Weil kein europäischer Hafen das Rettungsschiff «Sea-Watch 3» mit 42 Flüchtlingen an Bord einlaufen lassen will, hat die Crew nun den Notfall ausgerufen. Die Lage auf dem Schiff sei dramatisch.


Nach zwei Wochen vergeblichen Wartens auf die Genehmigung zum Einlaufen in einen europäischen Hafen hat das Rettungsschiff «Sea-Watch 3» den Notfall erklärt. Das Schiff mit noch 42 Flüchtlingen an Bord habe sich angesichts der verzweifelten Lage der Menschen gezwungen gesehen, in italienische Hoheitsgewässer einzufahren, teilte die Organisation am 26. Juni mit. Keine europäische Institution sei bereit, die Verantwortung zu übernehmen und die Menschenwürde an den Grenzen im Mittelmeer zu wahren, beklagten die Retter. Daher müssten sie nun selbst handeln.

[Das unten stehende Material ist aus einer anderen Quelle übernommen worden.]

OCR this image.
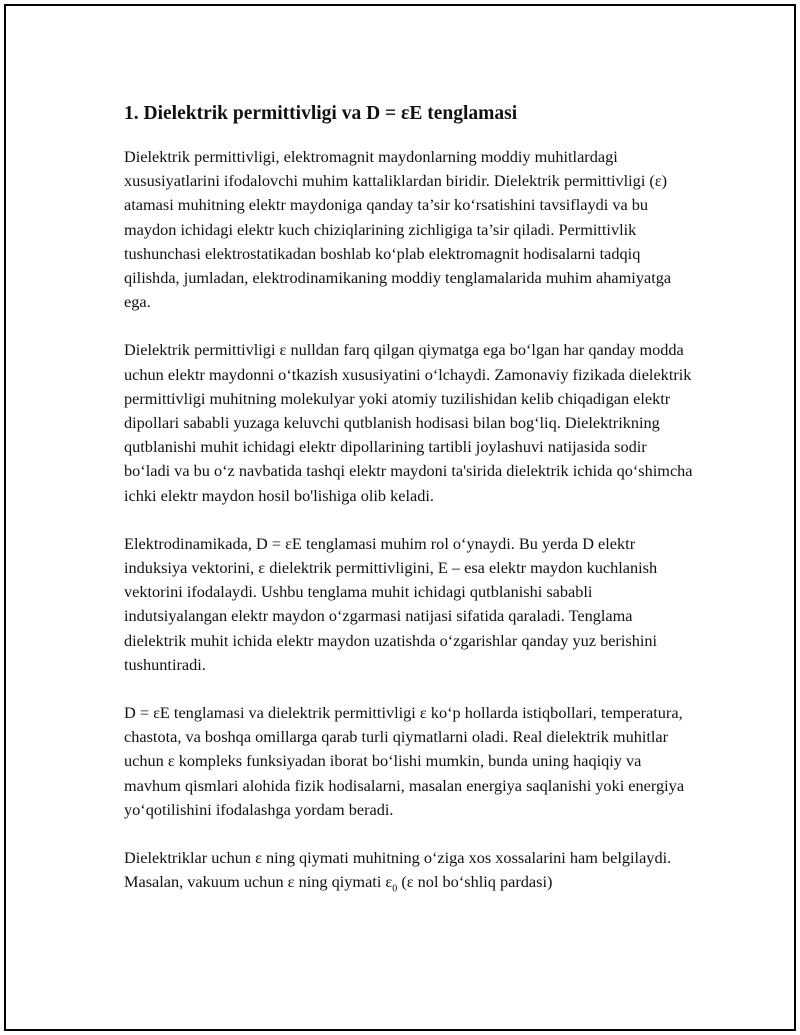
1. Dielektrik permittivligi va D = εE tenglamasi

Dielektrik permittivligi, elektromagnit maydonlarning moddiy muhitlardagi xususiyatlarini ifodalovchi muhim kattaliklardan biridir. Dielektrik permittivligi (ε) atamasi muhitning elektr maydoniga qanday ta’sir koʻrsatishini tavsiflaydi va bu maydon ichidagi elektr kuch chiziqlarining zichligiga ta’sir qiladi. Permittivlik tushunchasi elektrostatikadan boshlab koʻplab elektromagnit hodisalarni tadqiq qilishda, jumladan, elektrodinamikaning moddiy tenglamalarida muhim ahamiyatga ega.

Dielektrik permittivligi ε nulldan farq qilgan qiymatga ega boʻlgan har qanday modda uchun elektr maydonni oʻtkazish xususiyatini oʻlchaydi. Zamonaviy fizikada dielektrik permittivligi muhitning molekulyar yoki atomiy tuzilishidan kelib chiqadigan elektr dipollari sababli yuzaga keluvchi qutblanish hodisasi bilan bogʻliq. Dielektrikning qutblanishi muhit ichidagi elektr dipollarining tartibli joylashuvi natijasida sodir boʻladi va bu oʻz navbatida tashqi elektr maydoni ta'sirida dielektrik ichida qoʻshimcha ichki elektr maydon hosil bo'lishiga olib keladi.

Elektrodinamikada, D = εE tenglamasi muhim rol oʻynaydi. Bu yerda D elektr induksiya vektorini, ε dielektrik permittivligini, E – esa elektr maydon kuchlanish vektorini ifodalaydi. Ushbu tenglama muhit ichidagi qutblanishi sababli indutsiyalangan elektr maydon oʻzgarmasi natijasi sifatida qaraladi. Tenglama dielektrik muhit ichida elektr maydon uzatishda oʻzgarishlar qanday yuz berishini tushuntiradi.

D = εE tenglamasi va dielektrik permittivligi ε koʻp hollarda istiqbollari, temperatura, chastota, va boshqa omillarga qarab turli qiymatlarni oladi. Real dielektrik muhitlar uchun ε kompleks funksiyadan iborat boʻlishi mumkin, bunda uning haqiqiy va mavhum qismlari alohida fizik hodisalarni, masalan energiya saqlanishi yoki energiya yoʻqotilishini ifodalashga yordam beradi.

Dielektriklar uchun ε ning qiymati muhitning oʻziga xos xossalarini ham belgilaydi. Masalan, vakuum uchun ε ning qiymati $\varepsilon_0$ (ε nol boʻshliq pardasi)
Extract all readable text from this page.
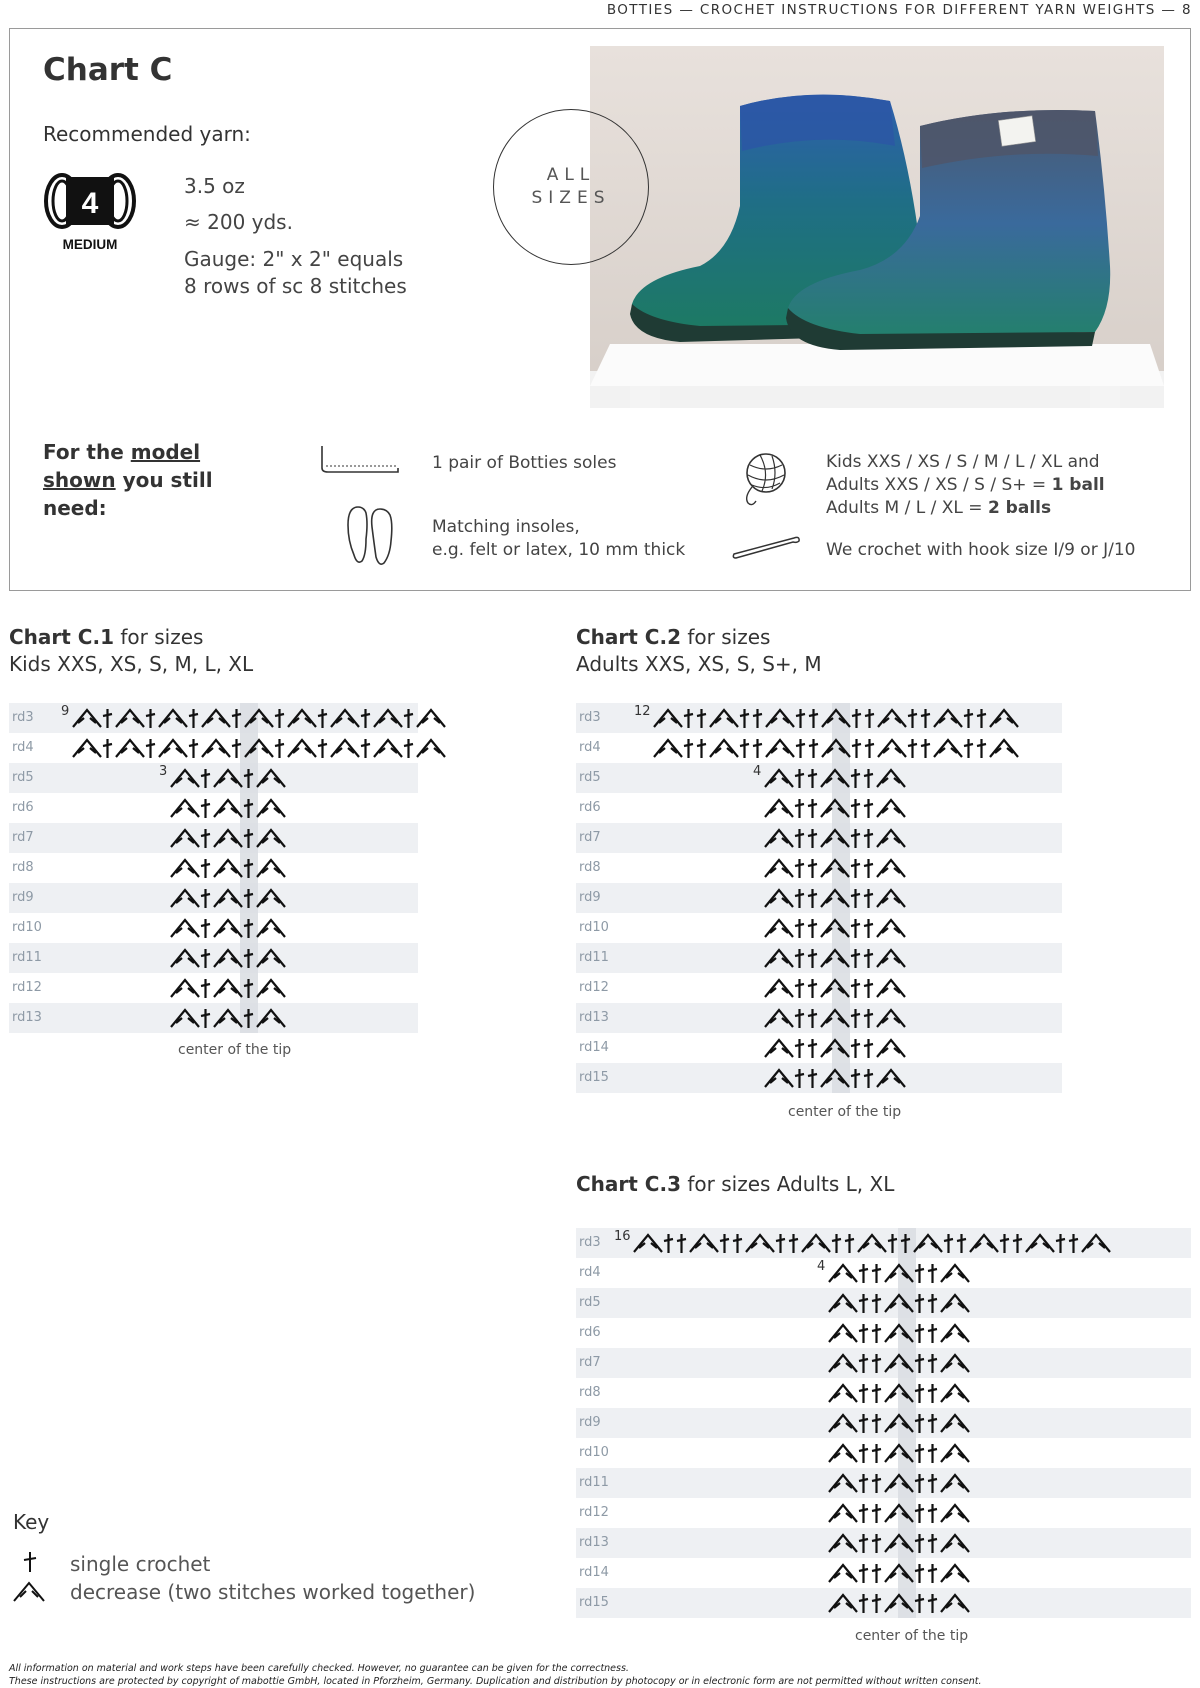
BOTTIES — CROCHET INSTRUCTIONS FOR DIFFERENT YARN WEIGHTS — 8
Chart C
Recommended yarn:
4
MEDIUM
3.5 oz
≈ 200 yds.
Gauge: 2" x 2" equals
8 rows of sc 8 stitches
ALL
SIZES
For the model
shown you still
need:
1 pair of Botties soles
Matching insoles,
e.g. felt or latex, 10 mm thick
Kids XXS / XS / S / M / L / XL and
Adults XXS / XS / S / S+ = 1 ball
Adults M / L / XL = 2 balls
We crochet with hook size I/9 or J/10
Chart C.1 for sizes
Kids XXS, XS, S, M, L, XL
Chart C.2 for sizes
Adults XXS, XS, S, S+, M
Chart C.3 for sizes Adults L, XL
rd3 9
rd4
rd5	3
rd6
rd7
rd8
rd9
rd10
rd11
rd12
rd13
rd3	12
rd4
rd5	4
rd6
rd7
rd8
rd9
rd10
rd11
rd12
rd13
rd14
rd15
rd3 16
rd4	4
rd5
rd6
rd7
rd8
rd9
rd10
rd11
rd12
rd13
rd14
rd15
center of the tip
center of the tip
center of the tip
Key
single crochet
decrease (two stitches worked together)
All information on material and work steps have been carefully checked. However, no guarantee can be given for the correctness.
These instructions are protected by copyright of mabottie GmbH, located in Pforzheim, Germany. Duplication and distribution by photocopy or in electronic form are not permitted without written consent.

Nach dem Scheitern eines Eilantrags der «Sea-Watch 3» vor dem Europäischen Gerichtshof für Menschenrechte (EGMR) hatte sich die Situation auf dem Rettungsschiff weiter verschärft. Die Seenotretter hatten vor dem Gericht beantragt, die aufgenommenen Flüchtlinge in Italien anlanden zu dürfen. In einer in Strassburg veröffentlichten Mitteilung erklärte der EGMR aber, die Situation an Bord des Schiffes rechtfertige derzeit keinen Zwang gegen Italien.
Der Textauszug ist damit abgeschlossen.